Engineering solvent tolerant microbes

Many petrochemical compounds that are being considered for microbial production are solvent-like in nature. Examples of such compounds are fuels and other bulk chemicals such as precursors for polymers and plastics. For these compounds, two aspects impede the efficiency of microbial production. One is their inherent solvent like nature that results in toxicity towards the microbe. Second is product inhibition due to intracellular accumulation. Therefore the efficiency with which the final product can be exported from the cell has a significant influence on production titer. We have investigated the role of cellular transporters in improving biofuel tolerance and production in Escherichia coli. Using simple but effective competition based strategies we identified pumps that bestowed tolerance against representative biogasoline, biodiesel and biojetfuel candidates. In cases where the targeted approach was not possible, we used functional genomics data to prospect for tolerance bestowing transporters.

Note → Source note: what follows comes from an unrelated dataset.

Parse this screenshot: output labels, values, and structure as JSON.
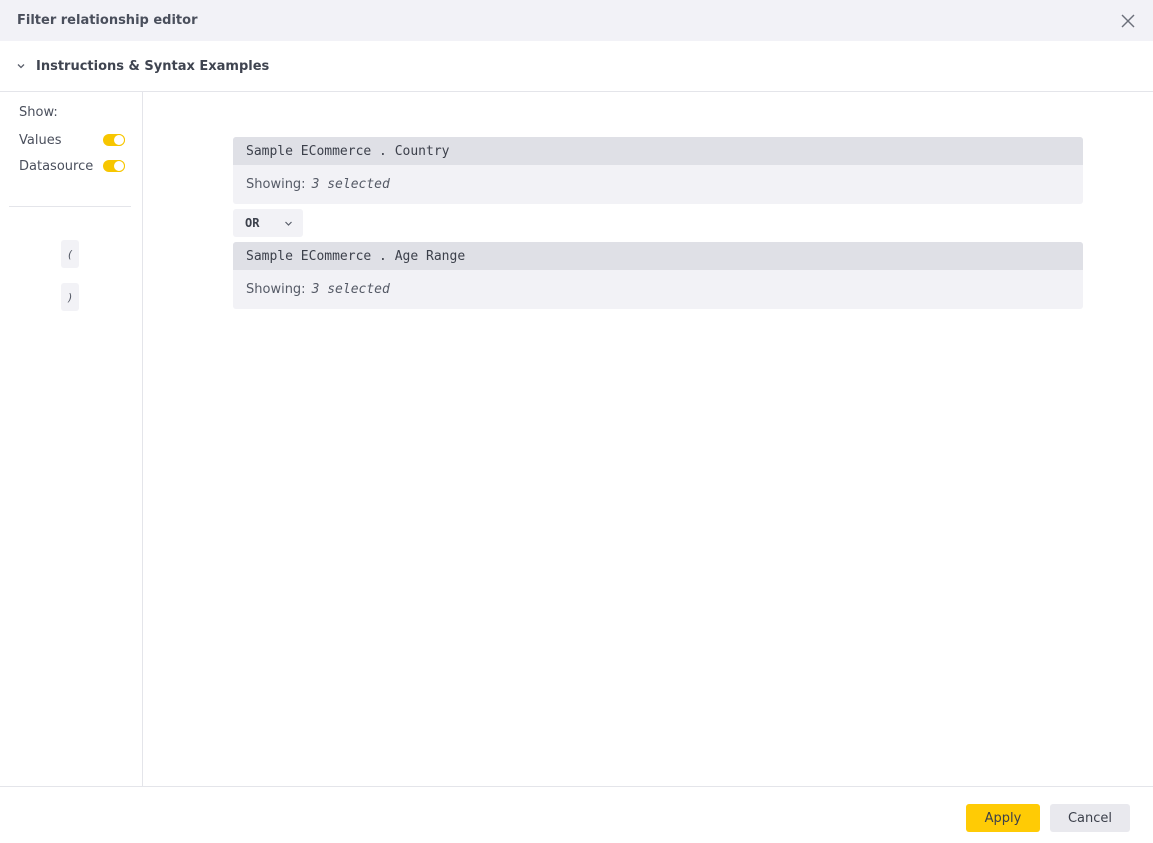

For the compounds where effective transporters were found, expression of the pumps also resulted in improved production levels. Building upon the discovery of these transport systems, we have explored the limits and challenges of using membrane-based mechanisms in host engineering. We are exploring several avenues to optimize the use of transporters for host engineering. Strategies that improve the efficiency of a transporter allow us to bypass the necessity to overexpress these high burden systems. Engineering the host microbe membrane may allow increased use of the pertinent transporters. Optimization of expression systems has also proven important in maximizing the benefits from a specific pump in a fuel production strain.